Rupert’s smile was wry. “As comfortable as it’s possible to be in prison,” he said. “Now, Octavia, you are not to come here again.”
“Don’t be absurd,” she said. “Sit down and let me wash the blood from your head. There’s hot water in the jug, and Ben is fetching you wine and dinner from the tavern outside.”
She pushed him down into a chair and delicately brushed the matted, blood-soaked hair away from the gash in his head.
“That bastard,” she said, pouring hot water into the ewer
. “He had no reason to hit you like that.”
“How did you get away from Philip?” He gave up the attempt to remonstrate with her. His head ached too badly for coherent thought, and her touch was cool and soothing.
“Oh, that,” Octavia said, catching her lower Hp between her teeth, a frown of concentration drawing her brows together. “Well, I told him I had my monthly terms … that the shock of being held up had brought them on unexpectedly.”

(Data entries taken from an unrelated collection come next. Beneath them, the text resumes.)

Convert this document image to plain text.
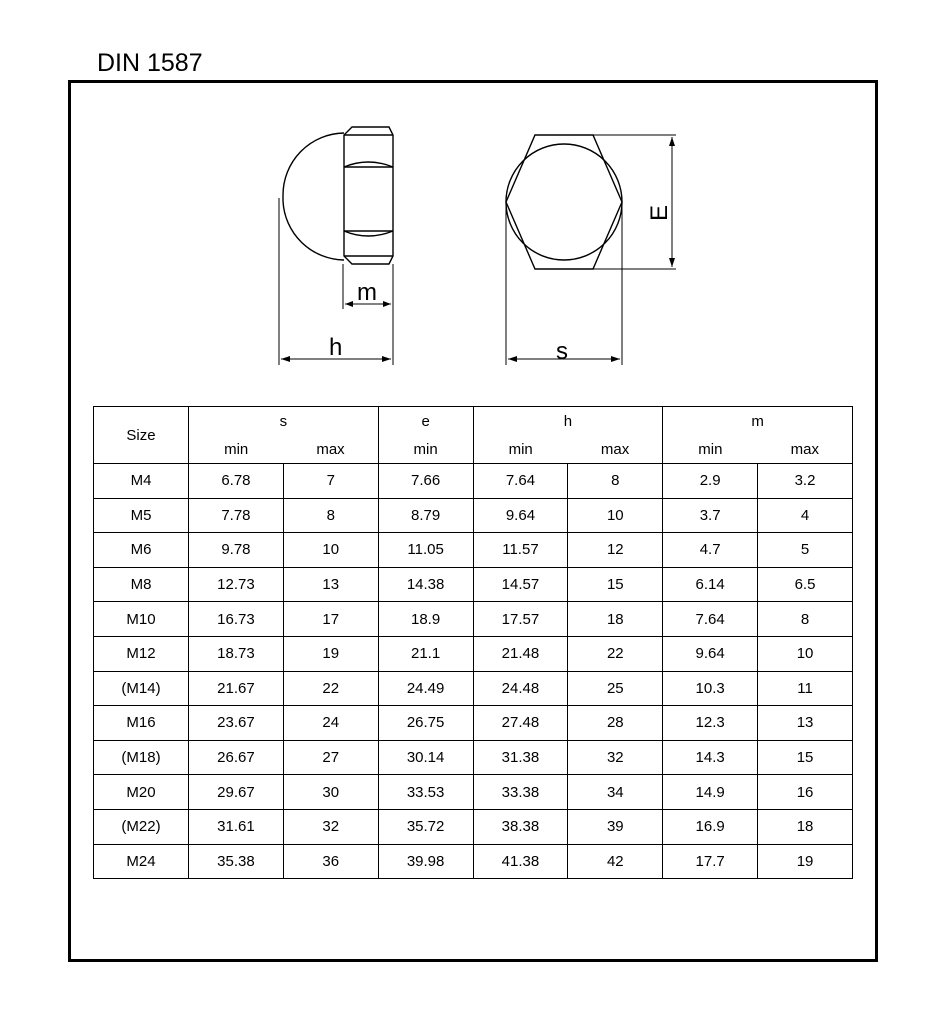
DIN 1587
m
h	s
E
Size	s		e	h		m	
	min	max	min	min	max	min	max
M4	6.78	7	7.66	7.64	8	2.9	3.2
M5	7.78	8	8.79	9.64	10	3.7	4
M6	9.78	10	11.05	11.57	12	4.7	5
M8	12.73	13	14.38	14.57	15	6.14	6.5
M10	16.73	17	18.9	17.57	18	7.64	8
M12	18.73	19	21.1	21.48	22	9.64	10
(M14)	21.67	22	24.49	24.48	25	10.3	11
M16	23.67	24	26.75	27.48	28	12.3	13
(M18)	26.67	27	30.14	31.38	32	14.3	15
M20	29.67	30	33.53	33.38	34	14.9	16
(M22)	31.61	32	35.72	38.38	39	16.9	18
M24	35.38	36	39.98	41.38	42	17.7	19
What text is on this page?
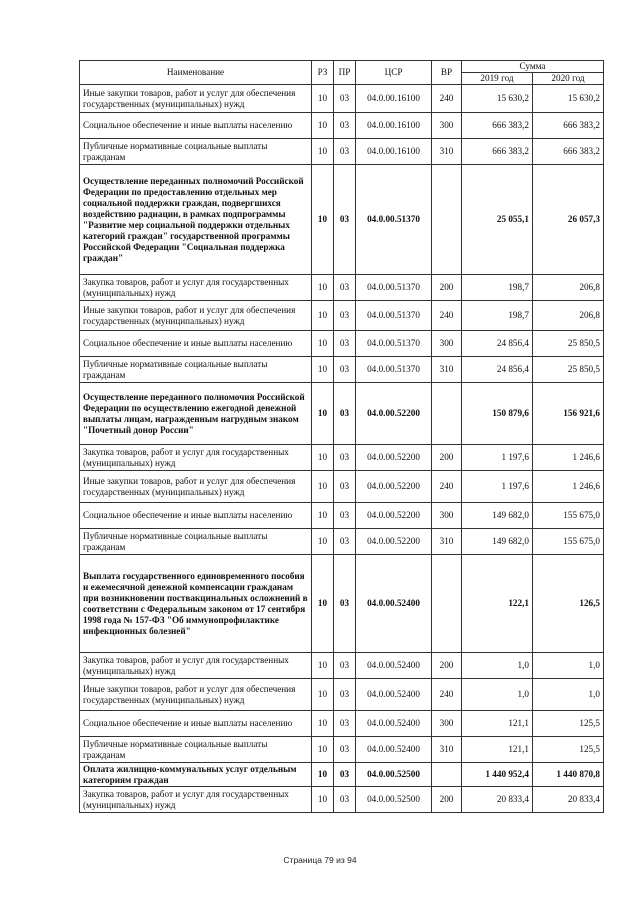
Наименование	РЗ	ПР	ЦСР	ВР	Сумма	
					2019 год	2020 год
Иные закупки товаров, работ и услуг для обеспечения государственных (муниципальных) нужд	10	03	04.0.00.16100	240	15 630,2	15 630,2
Социальное обеспечение и иные выплаты населению	10	03	04.0.00.16100	300	666 383,2	666 383,2
Публичные нормативные социальные выплаты гражданам	10	03	04.0.00.16100	310	666 383,2	666 383,2
Осуществление переданных полномочий Российской Федерации по предоставлению отдельных мер социальной поддержки граждан, подвергшихся воздействию радиации, в рамках подпрограммы "Развитие мер социальной поддержки отдельных категорий граждан" государственной программы Российской Федерации "Социальная поддержка граждан"	10	03	04.0.00.51370		25 055,1	26 057,3
Закупка товаров, работ и услуг для государственных (муниципальных) нужд	10	03	04.0.00.51370	200	198,7	206,8
Иные закупки товаров, работ и услуг для обеспечения государственных (муниципальных) нужд	10	03	04.0.00.51370	240	198,7	206,8
Социальное обеспечение и иные выплаты населению	10	03	04.0.00.51370	300	24 856,4	25 850,5
Публичные нормативные социальные выплаты гражданам	10	03	04.0.00.51370	310	24 856,4	25 850,5
Осуществление переданного полномочия Российской Федерации по осуществлению ежегодной денежной выплаты лицам, награжденным нагрудным знаком "Почетный донор России"	10	03	04.0.00.52200		150 879,6	156 921,6
Закупка товаров, работ и услуг для государственных (муниципальных) нужд	10	03	04.0.00.52200	200	1 197,6	1 246,6
Иные закупки товаров, работ и услуг для обеспечения государственных (муниципальных) нужд	10	03	04.0.00.52200	240	1 197,6	1 246,6
Социальное обеспечение и иные выплаты населению	10	03	04.0.00.52200	300	149 682,0	155 675,0
Публичные нормативные социальные выплаты гражданам	10	03	04.0.00.52200	310	149 682,0	155 675,0
Выплата государственного единовременного пособия и ежемесячной денежной компенсации гражданам при возникновении поствакцинальных осложнений в соответствии с Федеральным законом от 17 сентября 1998 года № 157-ФЗ "Об иммунопрофилактике инфекционных болезней"	10	03	04.0.00.52400		122,1	126,5
Закупка товаров, работ и услуг для государственных (муниципальных) нужд	10	03	04.0.00.52400	200	1,0	1,0
Иные закупки товаров, работ и услуг для обеспечения государственных (муниципальных) нужд	10	03	04.0.00.52400	240	1,0	1,0
Социальное обеспечение и иные выплаты населению	10	03	04.0.00.52400	300	121,1	125,5
Публичные нормативные социальные выплаты гражданам	10	03	04.0.00.52400	310	121,1	125,5
Оплата жилищно-коммунальных услуг отдельным категориям граждан	10	03	04.0.00.52500		1 440 952,4	1 440 870,8
Закупка товаров, работ и услуг для государственных (муниципальных) нужд	10	03	04.0.00.52500	200	20 833,4	20 833,4
Страница 79 из 94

“Octavia!” he exclaimed with a shout of laughter that made him wince immediately as shooting pains darted through his head.
“It seemed rather apt,” she said with a grin, gently disentangling the matted strands of hair.
For the moment the grim circumstances faded into the background under the wonderful sense of being together again, without the hideous constraint of the last weeks. What had once assumed such vital importance now seemed trivial, and she couldn’t imagine how she’d allowed it to separate them. But, then, all things were relative, and beside the ghastly realities of the present, very little could assume much importance.
“Eh, Nick. I’m right glad ye’ve found somethin’ to laugh about.” Ben spoke from the doorway, his voice both somber and puzzled.
He came into the room and placed the basket he was carrying on the table.
Rupert turned with a swift smile. “My friend, it’s either laughter or tears at this stage.” He held out his hand, and Ben took it between both of his in a firm warm grip.
“What’s to do?” he said helplessly. “I’ll get the best lawyer …”
“Don’t waste money on a lawyer,” Rupert said. “You know as well as I do it won’t do any good.”
“That’s what I said,” Octavia said, still bathing the ugly wound. “We have to get you out of here.”
Rupert and Ben exchanged looks over her head, but they said nothing.
“Did you bring enough supper for all of us, Ben?” she went on as if she hadn’t noticed their silence, although she had. “I own I’m famished, and I’d love a glass of wine.”